The Arab Fund for Arts and Culture (AFAC) was established in 2007 by cultural lobbyists as an independent initiative that funds individuals and organizations in the fields of cinema, performing arts, literature, music and visual arts while facilitating cultural exchange, research and cooperation across the Arab world and globally. Since its inception it has become internationally and regionally recognized, working with a range of reputable institutional partners, and has issued around 900 grants to date with about 150 new grants per year. AFAC is registered in Switzerland with headquarters in Beirut, Lebanon.

The Arab European Creative Platform (AECP) is a pilot multi-disciplinary program of events, showcases, conferences and workshops, that aims to address alarming realities in Europe, namely the growing ranks of displaced creative talents, and the rise of xenophobic and reactionary movements.

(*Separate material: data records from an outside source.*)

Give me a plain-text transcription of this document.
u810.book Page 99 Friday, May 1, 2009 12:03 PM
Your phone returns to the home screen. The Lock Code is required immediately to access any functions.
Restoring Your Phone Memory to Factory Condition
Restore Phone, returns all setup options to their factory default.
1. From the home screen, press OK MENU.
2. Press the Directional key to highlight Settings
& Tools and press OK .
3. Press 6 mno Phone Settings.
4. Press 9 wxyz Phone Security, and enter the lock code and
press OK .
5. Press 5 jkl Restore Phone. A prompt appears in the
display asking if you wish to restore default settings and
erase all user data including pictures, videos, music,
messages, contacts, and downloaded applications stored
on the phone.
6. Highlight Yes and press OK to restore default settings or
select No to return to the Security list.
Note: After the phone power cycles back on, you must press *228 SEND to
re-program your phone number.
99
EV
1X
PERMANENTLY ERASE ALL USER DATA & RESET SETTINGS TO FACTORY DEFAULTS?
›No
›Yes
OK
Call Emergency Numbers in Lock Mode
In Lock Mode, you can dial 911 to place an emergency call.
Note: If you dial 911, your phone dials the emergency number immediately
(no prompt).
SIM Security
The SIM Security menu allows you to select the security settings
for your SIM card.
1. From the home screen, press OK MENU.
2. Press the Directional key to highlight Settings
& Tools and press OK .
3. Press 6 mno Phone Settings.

Launched in 2016, the three-year program aspires to explore innovative and constructive actions, commissions and productions, because we are confident that establishing a platform that probes and explores imagination and expression, engages the creative and artistic communities from both Europe and the Arab world, holds keys to allaying fearful minds and hearts and shifting perceptions.
The idea is to not only to challenge terms of discourse and perceptions by providing a platform to Arab intellectuals and artists in Europe, but also to enable genuine contact and creative collaborations between Arab and European artists. Moreover, building on the success of AFAC’s public showcases, and responding to the difficulties Arab artists face with the circulation, visibility and dissemination of their work, the AECP is grounded in structured partnership with European institutions and funders to co-produce and co-present each event in the proposed program. Since 2016, we have collaborated with the Allianz Foundation, Alfilm, Archive Kabinett, the Berlinale, DokLeipzig, Documenta 14, DoxBox, Freiluftkino, Eiszeit Kino, the Heinrich Böll Foundation, Humboldt Forum, Volksbühne theater and the Weissensee Kunst-Hochschule (Berlin).

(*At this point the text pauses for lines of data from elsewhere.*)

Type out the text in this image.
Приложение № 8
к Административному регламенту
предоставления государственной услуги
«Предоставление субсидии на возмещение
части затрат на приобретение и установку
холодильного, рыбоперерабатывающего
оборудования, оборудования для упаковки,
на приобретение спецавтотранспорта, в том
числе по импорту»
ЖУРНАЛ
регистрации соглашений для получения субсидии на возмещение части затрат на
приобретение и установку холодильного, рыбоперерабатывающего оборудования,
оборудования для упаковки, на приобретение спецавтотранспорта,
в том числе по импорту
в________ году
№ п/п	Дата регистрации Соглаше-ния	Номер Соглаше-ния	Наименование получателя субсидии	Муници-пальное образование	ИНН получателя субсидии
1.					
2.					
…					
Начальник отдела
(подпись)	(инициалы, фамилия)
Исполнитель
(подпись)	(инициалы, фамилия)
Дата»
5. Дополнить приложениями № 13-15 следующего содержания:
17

Archive Kabinett is a platform for cultural research and debate. It brings together activists and cultural practitioners in an adaptable structure with the aim to foster a unique space for discussion and exchange. Archive is engaged in a wide range of activities including publishing and exhibition making. Archive Books produces readers, monographs and artists’ books as well as journals focusing on contemporary cultural production and reception. Located in Berlin, Archive Kabinett is both a library/bookshop showcasing a selected range of printed matters, and simultaneously a space for lectures, screenings and exhibitions. Archive Journal is a cross-disciplinary journal primarily concerned with the notion of documentation but also with contemporary uses of translation and circulation. Archive Appendix is the design department that brings a conceptual approach to the relation between text and image.